In her review of Risen’s book in the New York Times, Louise Richardson lauds his criticism of “the profligacy of government agencies and the ‘over-sight free zone’ they operated” as well as of “self-appointed terrorism experts” who promote fear “while drawing lucrative consulting contracts for themselves.” She is troubled, however, that Risen “makes no mention of the press,” which she considers a key member of the terrorism industry and “at least as guilty as others in his book of stirring up public anxiety for public gain.”
We have, it appears, a case in point.
When a major political figure makes some sort of fear-inducing pronouncement or prediction about terrorism—and we’re getting a lot of that now—it tends to get top play in the media. But with rare exceptions such as Dan Gardner’s brilliant (and very funny) Future Babble, there have been almost no efforts, systematic or otherwise, to go back to people who have prominently made dire predictions about terrorism that proved to have been faulty—and, indeed, almost all of them have been—to query the exaggerators and predictors about how they managed to be so wrong. One journalist working on a daily newspaper said it was difficult to do stories that don’t have a hard news component.

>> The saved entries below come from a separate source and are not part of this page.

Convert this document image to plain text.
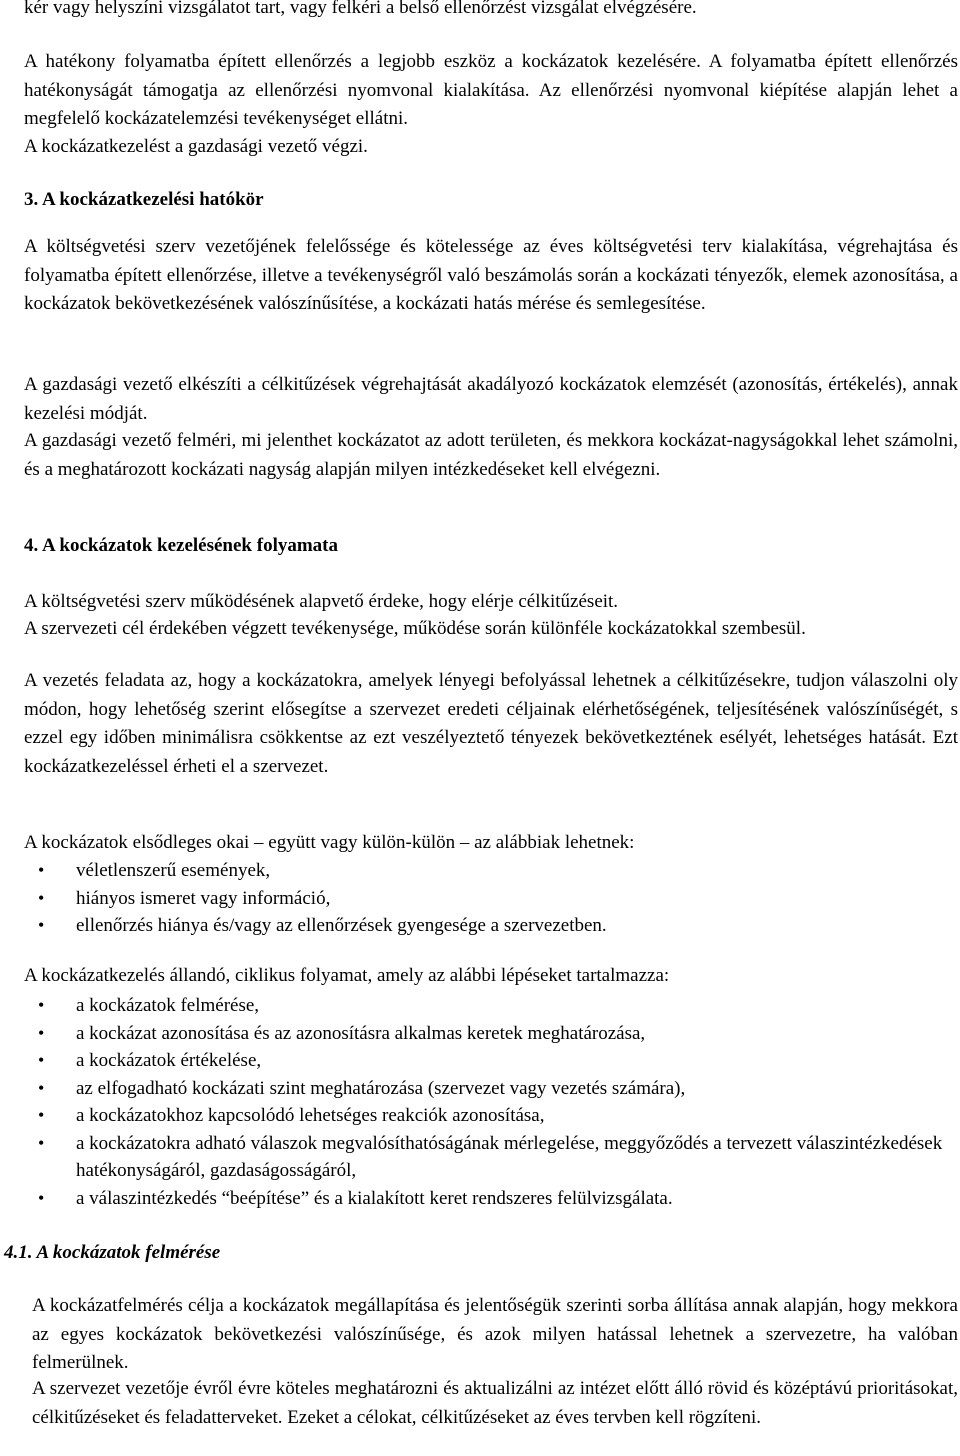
kér vagy helyszíni vizsgálatot tart, vagy felkéri a belső ellenőrzést vizsgálat elvégzésére.
A hatékony folyamatba épített ellenőrzés a legjobb eszköz a kockázatok kezelésére. A folyamatba épített ellenőrzés hatékonyságát támogatja az ellenőrzési nyomvonal kialakítása. Az ellenőrzési nyomvonal kiépítése alapján lehet a megfelelő kockázatelemzési tevékenységet ellátni.
A kockázatkezelést a gazdasági vezető végzi.
3. A kockázatkezelési hatókör
A költségvetési szerv vezetőjének felelőssége és kötelessége az éves költségvetési terv kialakítása, végrehajtása és folyamatba épített ellenőrzése, illetve a tevékenységről való beszámolás során a kockázati tényezők, elemek azonosítása, a kockázatok bekövetkezésének valószínűsítése, a kockázati hatás mérése és semlegesítése.
A gazdasági vezető elkészíti a célkitűzések végrehajtását akadályozó kockázatok elemzését (azonosítás, értékelés), annak kezelési módját.
A gazdasági vezető felméri, mi jelenthet kockázatot az adott területen, és mekkora kockázat-nagyságokkal lehet számolni, és a meghatározott kockázati nagyság alapján milyen intézkedéseket kell elvégezni.
4. A kockázatok kezelésének folyamata
A költségvetési szerv működésének alapvető érdeke, hogy elérje célkitűzéseit.
A szervezeti cél érdekében végzett tevékenysége, működése során különféle kockázatokkal szembesül.
A vezetés feladata az, hogy a kockázatokra, amelyek lényegi befolyással lehetnek a célkitűzésekre, tudjon válaszolni oly módon, hogy lehetőség szerint elősegítse a szervezet eredeti céljainak elérhetőségének, teljesítésének valószínűségét, s ezzel egy időben minimálisra csökkentse az ezt veszélyeztető tényezek bekövetkeztének esélyét, lehetséges hatását. Ezt kockázatkezeléssel érheti el a szervezet.
A kockázatok elsődleges okai – együtt vagy külön-külön – az alábbiak lehetnek:
• véletlenszerű események,
• hiányos ismeret vagy információ,
• ellenőrzés hiánya és/vagy az ellenőrzések gyengesége a szervezetben.
A kockázatkezelés állandó, ciklikus folyamat, amely az alábbi lépéseket tartalmazza:
• a kockázatok felmérése,
• a kockázat azonosítása és az azonosításra alkalmas keretek meghatározása,
• a kockázatok értékelése,
• az elfogadható kockázati szint meghatározása (szervezet vagy vezetés számára),
• a kockázatokhoz kapcsolódó lehetséges reakciók azonosítása,
• a kockázatokra adható válaszok megvalósíthatóságának mérlegelése, meggyőződés a tervezett válaszintézkedések hatékonyságáról, gazdaságosságáról,
• a válaszintézkedés “beépítése” és a kialakított keret rendszeres felülvizsgálata.
4.1. A kockázatok felmérése
A kockázatfelmérés célja a kockázatok megállapítása és jelentőségük szerinti sorba állítása annak alapján, hogy mekkora az egyes kockázatok bekövetkezési valószínűsége, és azok milyen hatással lehetnek a szervezetre, ha valóban felmerülnek.
A szervezet vezetője évről évre köteles meghatározni és aktualizálni az intézet előtt álló rövid és középtávú prioritásokat, célkitűzéseket és feladatterveket. Ezeket a célokat, célkitűzéseket az éves tervben kell rögzíteni.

Fear-mongering by officials and by the media is politically (and economically) understandable, but it is also decidedly irresponsible. Especially when public safety is the concern, it is vital to get the threats right and to evaluate counterterrorism measures in a systematic and coherent manner. Money and effort spent to deal with lesser threats is money unavailable for dealing with greater ones.
The Capitol bomber was arrested before he could consummate his hare-brained, impossible scheme. Accordingly, the FBI is presumably released from its pledge to enrich his parents. In the meantime, he is scheduled to overstay his visa by another 27 years, this time at public expense. At that point he will be deported and will be able to see them once again.